De acordo com o diretor da entidade, Ubiratan Campos, o Banco do Brasil autorizou correspondentes bancários a utilizar a área externa das agências para vender produtos que já são vendidos internamente nas agências. “Essa prática, ter empresas ou funcionários terceirizados exercendo atividades fins na área do banco, é proibida por resolução do Banco Central.”

Ubiratan explica que o BB mostra claramente o que quer com essa atitude. “Trocar mão de obra ‘mais cara’ por uma mais barata. A ação do Sindicato foi para garantir não só o cumprimento da lei, mas principalmente proteger emprego do bancário.”

Para o diretor Lucas Lima, se o banco julga que suas metas estão insuficientes, ele tem outras maneiras para alavancá-las. “A empresa pode treinar o funcionário, baixar os juros, por exemplo. A única prática que ele não pode é colocar terceirizados na frente da agência. Em plena guerra contra o PL 4330, o banco toma atitude sem negociar com o movimento sindical.”

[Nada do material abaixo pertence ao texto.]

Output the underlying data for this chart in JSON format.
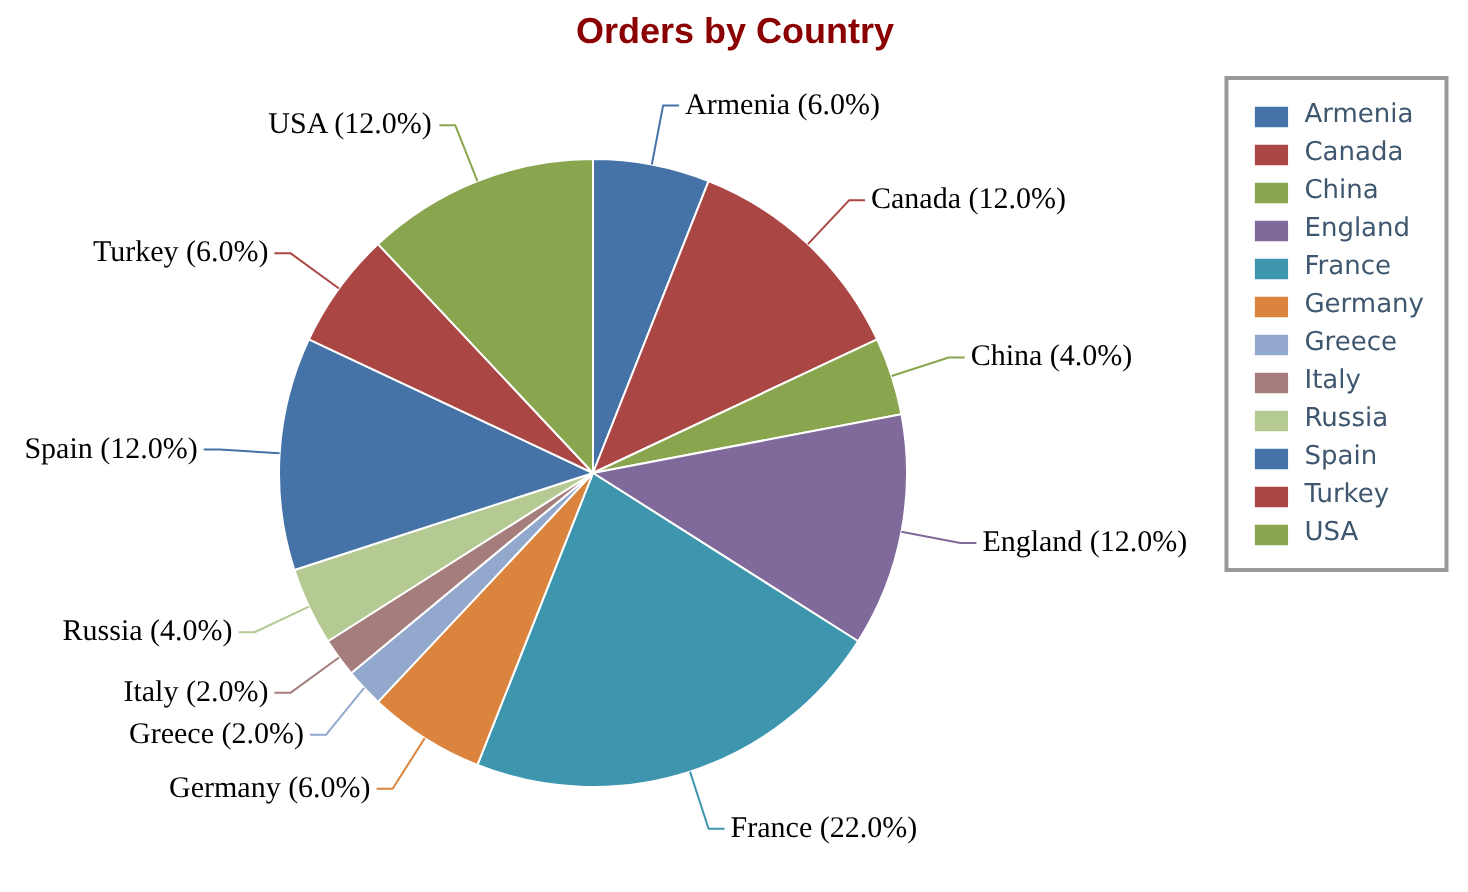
{
  "chart_data": {
    "type": "pie",
    "title": "Orders by Country",
    "categories": [
      "Armenia",
      "Canada",
      "China",
      "England",
      "France",
      "Germany",
      "Greece",
      "Italy",
      "Russia",
      "Spain",
      "Turkey",
      "USA"
    ],
    "values": [
      6,
      12,
      4,
      12,
      22,
      6,
      2,
      2,
      4,
      12,
      6,
      12
    ],
    "colors": [
      "#4572a7",
      "#aa4643",
      "#89a54e",
      "#80699b",
      "#3d96ae",
      "#db843d",
      "#92a8cd",
      "#a47d7c",
      "#b5ca92",
      "#4572a7",
      "#aa4643",
      "#89a54e"
    ],
    "value_labels": [
      "Armenia (6.0%)",
      "Canada (12.0%)",
      "China (4.0%)",
      "England (12.0%)",
      "France (22.0%)",
      "Germany (6.0%)",
      "Greece (2.0%)",
      "Italy (2.0%)",
      "Russia (4.0%)",
      "Spain (12.0%)",
      "Turkey (6.0%)",
      "USA (12.0%)"
    ],
    "legend": "top right"
  }
}
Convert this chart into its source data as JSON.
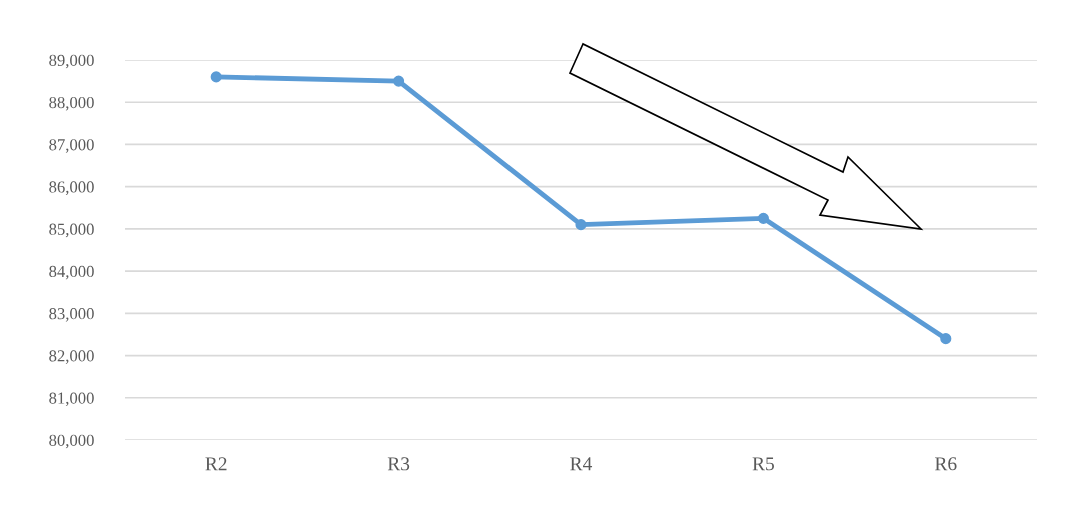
{
  "chart_data": {
    "type": "line",
    "categories": [
      "R2",
      "R3",
      "R4",
      "R5",
      "R6"
    ],
    "series": [
      {
        "color": "#5b9bd5",
        "values": [
          88600,
          88500,
          85100,
          85250,
          82400
        ]
      }
    ],
    "ylim": [
      80000,
      89000
    ],
    "yticks": [
      {
        "value": 80000,
        "label": "80,000"
      },
      {
        "value": 81000,
        "label": "81,000"
      },
      {
        "value": 82000,
        "label": "82,000"
      },
      {
        "value": 83000,
        "label": "83,000"
      },
      {
        "value": 84000,
        "label": "84,000"
      },
      {
        "value": 85000,
        "label": "85,000"
      },
      {
        "value": 86000,
        "label": "86,000"
      },
      {
        "value": 87000,
        "label": "87,000"
      },
      {
        "value": 88000,
        "label": "88,000"
      },
      {
        "value": 89000,
        "label": "89,000"
      }
    ],
    "grid": "y",
    "marker": "circle",
    "line_style": "solid",
    "legend": false
  }
}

O diretor Paschoal Verga Junior ressalta que o sindicato não é contra os trabalhadores da empresa terceirizada. “Muito pelo contrário, defendemos com unhas e dentes uma lei que regulamente a situação deles, para que não haja injustiças, como jornada de trabalho maior e menores salários.”

Paschoal também alerta sobre a questão de segurança. “Pessoas mal intencionadas não sabem o que significam a estrutura montada na área externa da agência. Podem achar que é atividade do BB e assaltar os funcionários e clientes. Essa atividade externa coloca a vida das pessoas em risco.”